(...)
Today’s Zaman’ın genel yayın müdürü Bülent Keneş, fazla heyecanlı bir zat olduğu anlaşılıyor, şöyle bir tweet atıyor: “Bu rezilin muhterem annesi iyi ki bu günleri görmeden vefat etmiş de, nasıl bir evladı olduğunu görme ve kahrolma zulmünden kurtulmuş”. Metin bu.
Erdoğan’ın avukatı dava açıyor, şikayet dilekçesi s. 3’te şöyle diyor: “Şüphelinin tviti sonrası tüm kamuoyu muhatabın müvekkil [R. T. Erdoğan] olduğunu anlamıştır.” Aman yarabbi!

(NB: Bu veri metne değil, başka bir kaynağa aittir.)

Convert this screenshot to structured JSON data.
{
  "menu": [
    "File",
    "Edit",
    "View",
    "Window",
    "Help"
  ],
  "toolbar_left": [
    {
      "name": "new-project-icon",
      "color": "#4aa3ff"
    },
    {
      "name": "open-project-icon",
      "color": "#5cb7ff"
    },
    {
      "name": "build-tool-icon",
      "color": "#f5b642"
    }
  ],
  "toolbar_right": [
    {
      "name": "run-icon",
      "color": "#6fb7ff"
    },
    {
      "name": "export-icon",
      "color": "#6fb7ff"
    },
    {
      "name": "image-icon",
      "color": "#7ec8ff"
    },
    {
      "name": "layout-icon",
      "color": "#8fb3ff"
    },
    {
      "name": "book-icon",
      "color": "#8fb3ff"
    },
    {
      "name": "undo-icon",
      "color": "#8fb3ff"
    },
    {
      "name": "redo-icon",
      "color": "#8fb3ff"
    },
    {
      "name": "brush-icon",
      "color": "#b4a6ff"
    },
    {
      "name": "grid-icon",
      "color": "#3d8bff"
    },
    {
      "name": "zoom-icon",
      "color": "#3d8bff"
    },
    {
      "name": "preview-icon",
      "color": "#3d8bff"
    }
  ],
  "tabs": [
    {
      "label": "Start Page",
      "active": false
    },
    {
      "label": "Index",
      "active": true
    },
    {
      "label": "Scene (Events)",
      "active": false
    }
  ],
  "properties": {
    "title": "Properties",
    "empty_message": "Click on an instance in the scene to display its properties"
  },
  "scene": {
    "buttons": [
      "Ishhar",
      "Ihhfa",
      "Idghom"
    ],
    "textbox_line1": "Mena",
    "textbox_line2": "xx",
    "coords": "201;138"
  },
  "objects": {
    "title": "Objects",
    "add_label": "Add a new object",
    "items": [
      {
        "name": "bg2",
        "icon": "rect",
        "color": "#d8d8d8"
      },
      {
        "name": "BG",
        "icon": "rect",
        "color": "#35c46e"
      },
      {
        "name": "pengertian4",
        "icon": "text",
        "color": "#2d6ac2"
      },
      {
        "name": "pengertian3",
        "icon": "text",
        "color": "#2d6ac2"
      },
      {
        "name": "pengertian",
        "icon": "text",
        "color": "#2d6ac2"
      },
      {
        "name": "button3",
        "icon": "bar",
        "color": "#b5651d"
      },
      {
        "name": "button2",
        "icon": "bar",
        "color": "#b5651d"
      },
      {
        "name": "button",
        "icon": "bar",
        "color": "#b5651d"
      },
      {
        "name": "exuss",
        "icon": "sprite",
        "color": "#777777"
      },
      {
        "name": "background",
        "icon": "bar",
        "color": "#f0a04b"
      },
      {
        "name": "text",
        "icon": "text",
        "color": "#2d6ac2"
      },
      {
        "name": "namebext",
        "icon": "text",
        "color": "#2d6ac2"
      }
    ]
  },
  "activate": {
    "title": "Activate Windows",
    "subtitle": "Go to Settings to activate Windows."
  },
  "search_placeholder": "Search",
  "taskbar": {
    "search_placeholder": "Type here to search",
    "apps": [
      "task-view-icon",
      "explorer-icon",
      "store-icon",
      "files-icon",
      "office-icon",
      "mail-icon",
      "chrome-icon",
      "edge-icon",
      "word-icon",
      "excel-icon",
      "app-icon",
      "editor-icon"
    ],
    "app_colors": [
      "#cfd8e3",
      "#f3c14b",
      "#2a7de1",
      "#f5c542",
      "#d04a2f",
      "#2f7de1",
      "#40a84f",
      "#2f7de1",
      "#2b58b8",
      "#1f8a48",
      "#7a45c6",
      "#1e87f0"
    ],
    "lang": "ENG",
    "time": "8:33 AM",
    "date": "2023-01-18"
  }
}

Keneş ifadesinde, “’Rezil’ sıfatını şikayetçinin niye üzerine alındığını algılamadığını” belirtiyor. Mahkeme bilirkişiye gidiyor. “Hukukçu Bilirkişi İbrahim Demircioğlu”nun raporu şöyle:
“Hakaret suçunun varlığı için mağdurun isminin mutlaka söylenmiş, isnadın açıkça belirtilmiş olması gerekmez; önemli olan mağdurun belirli veya belirlenebilir olmasıdır (…) Örneğin, ‘şarkıcı minik serçe’ ifade ile Sezen Aksu’nun kastedildiğinde kimsenin tereddüdü olmayacağı aşikardır. Sanığın kastının sayın başbakan olmadığı (…) bir başkasının olduğu ya da ortaya söylenmiş bir söz olduğunu gösterir bir durum söz konusu değildir” (s. 4).